= Dave Meslin =

Community organizer and activist in Toronto

David Meslin is a Canadian community organizer and activist. Originally living and active in Toronto he's now living in Grey Highlands, Ontario.

== Life and career ==
Meslin is the founder of the Toronto Public Space Committee, Cycle Toronto (formerly the Toronto Cyclists Union), City Idol, the Ranked Ballot Initiative of Toronto, and the magazine Spacing.

At TedxToronto 2010, he presented "The antidote to apathy", a TED (conference) talk on barriers that keep us from taking part in our communities. He delivered the convocation address at Carleton College in 2012.

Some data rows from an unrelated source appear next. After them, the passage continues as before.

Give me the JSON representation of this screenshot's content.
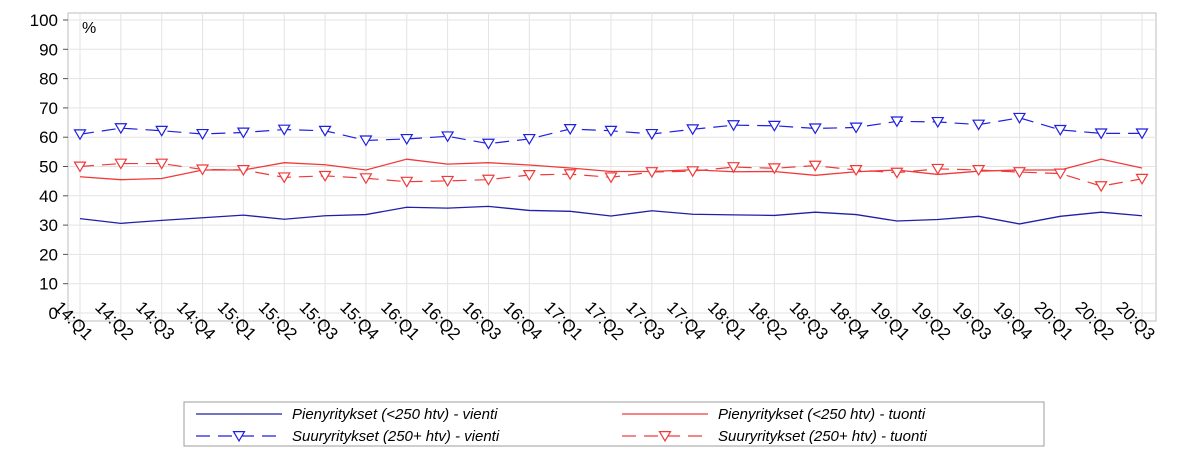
{
  "chart_data": {
    "type": "line",
    "unit_label": "%",
    "ylim": [
      0,
      100
    ],
    "yticks": [
      0,
      10,
      20,
      30,
      40,
      50,
      60,
      70,
      80,
      90,
      100
    ],
    "grid": true,
    "legend_position": "bottom",
    "categories": [
      "14:Q1",
      "14:Q2",
      "14:Q3",
      "14:Q4",
      "15:Q1",
      "15:Q2",
      "15:Q3",
      "15:Q4",
      "16:Q1",
      "16:Q2",
      "16:Q3",
      "16:Q4",
      "17:Q1",
      "17:Q2",
      "17:Q3",
      "17:Q4",
      "18:Q1",
      "18:Q2",
      "18:Q3",
      "18:Q4",
      "19:Q1",
      "19:Q2",
      "19:Q3",
      "19:Q4",
      "20:Q1",
      "20:Q2",
      "20:Q3"
    ],
    "series": [
      {
        "name": "Pienyritykset (<250 htv) - vienti",
        "color": "#1f1fa8",
        "dash": "solid",
        "marker": "none",
        "values": [
          32.2,
          30.6,
          31.6,
          32.5,
          33.4,
          32.0,
          33.2,
          33.6,
          36.1,
          35.8,
          36.4,
          35.0,
          34.7,
          33.1,
          34.9,
          33.7,
          33.5,
          33.3,
          34.4,
          33.6,
          31.4,
          31.9,
          33.0,
          30.4,
          33.0,
          34.4,
          33.2
        ]
      },
      {
        "name": "Pienyritykset (<250 htv) - tuonti",
        "color": "#f03a3a",
        "dash": "solid",
        "marker": "none",
        "values": [
          46.5,
          45.5,
          45.9,
          48.8,
          48.8,
          51.3,
          50.6,
          48.8,
          52.5,
          50.8,
          51.3,
          50.5,
          49.5,
          48.3,
          48.3,
          48.9,
          48.2,
          48.3,
          47.0,
          48.2,
          48.8,
          47.3,
          48.4,
          48.8,
          48.8,
          52.5,
          49.5
        ]
      },
      {
        "name": "Suuryritykset (250+ htv) - vienti",
        "color": "#1f1fe0",
        "dash": "dashed",
        "marker": "triangle-down",
        "values": [
          61.0,
          63.1,
          62.2,
          61.1,
          61.6,
          62.6,
          62.2,
          58.9,
          59.4,
          60.3,
          57.8,
          59.4,
          62.8,
          62.2,
          61.1,
          62.7,
          64.1,
          63.9,
          63.0,
          63.3,
          65.4,
          65.2,
          64.3,
          66.6,
          62.5,
          61.3,
          61.3
        ]
      },
      {
        "name": "Suuryritykset (250+ htv) - tuonti",
        "color": "#f03a3a",
        "dash": "dashed",
        "marker": "triangle-down",
        "values": [
          50.0,
          51.0,
          51.0,
          49.0,
          48.8,
          46.3,
          46.8,
          46.0,
          44.8,
          45.1,
          45.5,
          47.1,
          47.4,
          46.3,
          48.1,
          48.4,
          49.8,
          49.4,
          50.3,
          48.8,
          47.9,
          49.2,
          48.8,
          48.1,
          47.6,
          43.3,
          45.8
        ]
      }
    ]
  }
}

In 2019, Meslin published the book Teardown: Rebuilding Democracy from the Ground Up. A review in the Literary Review of Canada by David Berlin described the book as "a primer best suited for the activist at heart."

In 2022, he was the subject of the documentary The Billboard Squad focusing on a 15 year campaign against illegal billboard signs in Toronto ‘corporate garbage’.

In 2024 he hosted Unrigged, a six-episode TVO documentary series produced by Moi & Dave, based on Teardown which profiled various new innovations in democratic politics and governance. The series received a Canadian Screen Award nomination for Best Political News Program or Series at the 13th Canadian Screen Awards in 2025.